Por Guilherme Nascimento
Há uma praça em Marataízes que, mesmo pequena, concentra uma grande confusão — não geográfica, mas simbólica. Oficialmente, desde 1995, ela se chama Praça Antônio Hautequestt Filho, conforme lei publicada no Diário Oficial. No entanto, há muito tempo o povo a chama de Praça do Herivelto — nome que circula de boca em boca, nos eventos populares e nas redes sociais. Agora, para complicar ainda mais o cenário, setores da prefeitura passaram a chamá-la de Praça da Bíblia, em publicações oficiais e eventos recentes.
Mas afinal: qual é o nome da praça?
Nomear é um ato político
Dar nome a um espaço público não é uma decisão qualquer. É um ato político, simbólico e cultural. Significa reconhecer trajetórias, afirmar memórias e escolher que histórias serão eternizadas na paisagem urbana. Quando o nome de uma praça muda — ainda mais sem diálogo com a população — algo muito mais profundo do que uma simples placa está sendo alterado: a relação entre o povo e seu território.
Em um município onde as praças são espaços fundamentais de convivência, cultura e fé, não é aceitável que se façam mudanças de nomes com base apenas em decisões administrativas. É preciso participação. É preciso escuta. É preciso respeito.
Memória popular não se apaga com decreto
Se a maioria da população conhece o local como “Praça do Herivelto”, por que esse nome nunca foi oficializado? Quem foi Herivelto? Qual é sua história? O poder público, antes de qualquer alteração, deveria investigar a origem e o motivo dessa nomeação popular. Será que era alguém que marcou a comunidade? Um morador, um artista, um comerciante? Essas são as perguntas que se impõem quando se respeita a cultura local.
Mais do que impor nomes, a gestão pública deveria promover campanhas educativas que valorizem os nomes populares e expliquem suas origens. Afinal, o nome que o povo dá é o nome que o lugar carrega no coração.
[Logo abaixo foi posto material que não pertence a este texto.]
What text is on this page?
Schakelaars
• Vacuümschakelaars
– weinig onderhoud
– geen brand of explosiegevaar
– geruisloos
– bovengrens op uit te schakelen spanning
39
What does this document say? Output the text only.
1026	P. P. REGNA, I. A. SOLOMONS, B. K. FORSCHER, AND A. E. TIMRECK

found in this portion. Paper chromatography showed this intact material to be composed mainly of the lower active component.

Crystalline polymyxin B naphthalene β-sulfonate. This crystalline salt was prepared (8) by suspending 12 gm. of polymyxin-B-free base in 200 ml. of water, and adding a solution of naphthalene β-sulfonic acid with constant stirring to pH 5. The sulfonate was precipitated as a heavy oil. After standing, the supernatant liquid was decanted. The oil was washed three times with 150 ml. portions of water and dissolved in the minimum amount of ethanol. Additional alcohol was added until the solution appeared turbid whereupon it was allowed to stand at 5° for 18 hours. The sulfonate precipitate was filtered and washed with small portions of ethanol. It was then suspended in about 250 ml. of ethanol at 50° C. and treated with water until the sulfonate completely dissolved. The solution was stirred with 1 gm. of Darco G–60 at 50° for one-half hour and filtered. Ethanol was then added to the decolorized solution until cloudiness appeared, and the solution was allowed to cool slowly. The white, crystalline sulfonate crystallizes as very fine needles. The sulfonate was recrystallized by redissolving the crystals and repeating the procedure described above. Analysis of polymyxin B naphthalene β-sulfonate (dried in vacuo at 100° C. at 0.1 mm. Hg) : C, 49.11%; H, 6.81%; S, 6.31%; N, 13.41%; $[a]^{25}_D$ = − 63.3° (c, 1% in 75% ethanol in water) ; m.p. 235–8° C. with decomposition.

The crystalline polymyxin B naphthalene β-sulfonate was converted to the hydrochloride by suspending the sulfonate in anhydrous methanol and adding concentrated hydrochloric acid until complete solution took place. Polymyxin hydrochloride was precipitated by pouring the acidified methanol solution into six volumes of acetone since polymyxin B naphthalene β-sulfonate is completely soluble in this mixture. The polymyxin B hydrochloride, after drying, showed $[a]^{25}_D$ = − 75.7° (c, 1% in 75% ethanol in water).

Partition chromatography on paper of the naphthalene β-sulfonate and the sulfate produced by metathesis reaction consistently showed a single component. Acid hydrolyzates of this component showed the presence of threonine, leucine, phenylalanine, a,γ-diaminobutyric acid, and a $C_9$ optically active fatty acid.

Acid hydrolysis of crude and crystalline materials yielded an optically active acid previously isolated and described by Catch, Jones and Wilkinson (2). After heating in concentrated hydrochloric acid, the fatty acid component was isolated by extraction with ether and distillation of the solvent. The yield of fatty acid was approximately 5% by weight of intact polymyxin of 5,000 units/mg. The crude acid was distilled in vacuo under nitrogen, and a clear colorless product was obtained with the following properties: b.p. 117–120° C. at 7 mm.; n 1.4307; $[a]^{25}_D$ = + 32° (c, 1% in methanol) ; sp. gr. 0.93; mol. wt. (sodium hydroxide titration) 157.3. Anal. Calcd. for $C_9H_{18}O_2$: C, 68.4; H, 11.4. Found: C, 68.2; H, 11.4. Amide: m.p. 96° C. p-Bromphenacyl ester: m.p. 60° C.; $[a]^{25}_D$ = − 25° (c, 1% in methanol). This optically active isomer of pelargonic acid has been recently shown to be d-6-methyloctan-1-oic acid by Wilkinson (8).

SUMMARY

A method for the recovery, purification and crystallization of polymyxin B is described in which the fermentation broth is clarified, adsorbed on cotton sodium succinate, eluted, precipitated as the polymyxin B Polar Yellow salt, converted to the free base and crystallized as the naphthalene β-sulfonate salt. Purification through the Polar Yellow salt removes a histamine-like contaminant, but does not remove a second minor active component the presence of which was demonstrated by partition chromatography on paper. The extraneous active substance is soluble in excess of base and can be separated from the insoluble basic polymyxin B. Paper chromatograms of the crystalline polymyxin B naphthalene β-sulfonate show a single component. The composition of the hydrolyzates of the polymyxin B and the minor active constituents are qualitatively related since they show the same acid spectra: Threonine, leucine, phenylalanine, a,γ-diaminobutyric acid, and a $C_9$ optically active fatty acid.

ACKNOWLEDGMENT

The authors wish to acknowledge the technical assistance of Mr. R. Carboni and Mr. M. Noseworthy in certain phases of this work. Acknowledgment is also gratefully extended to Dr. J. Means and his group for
A laicidade como princípio constitucional
A nomeação recente de “Praça da Bíblia” levanta outro debate sério: a laicidade do Estado. O Brasil é constitucionalmente laico. Isso significa que o poder público não pode privilegiar nenhuma religião em detrimento das demais — e muito menos transformar um espaço público em território simbólico de uma fé específica.
Não se trata de ser contra a Bíblia ou qualquer religião. Trata-se de garantir que o espaço público seja verdadeiramente de todos: católicos, evangélicos, umbandistas, candomblecistas, espíritas, indígenas, ateus, agnósticos, e tantos outros. O espaço é coletivo. O nome também deve ser.
O que deveria ser feito?
Antes de mudar qualquer nome, a prefeitura deveria realizar:
Uma pesquisa oficial sobre a história da praça e seus nomes.
Uma campanha educativa explicando quem foi Antônio Hautequestt Filho e de onde surgiu “Herivelto”.
Uma consulta pública, com ampla divulgação, ouvindo a comunidade sobre qual nome melhor representa a identidade daquele espaço.
Isso se chama democracia cultural. É o mínimo que se espera de uma cidade que quer crescer respeitando sua história e sua gente.
A praça é do povo
Em tempos em que a política parece cada vez mais distante da vida real, é nas pequenas coisas — como o nome de uma praça — que se revela o quanto uma gestão valoriza ou ignora a voz popular. Nomear é também escutar. Escutar o território, a tradição oral, a memória afetiva.
Se o nome que vive nos documentos não vive na boca do povo, então algo precisa ser revisto.
A praça é do povo. O nome também deveria ser.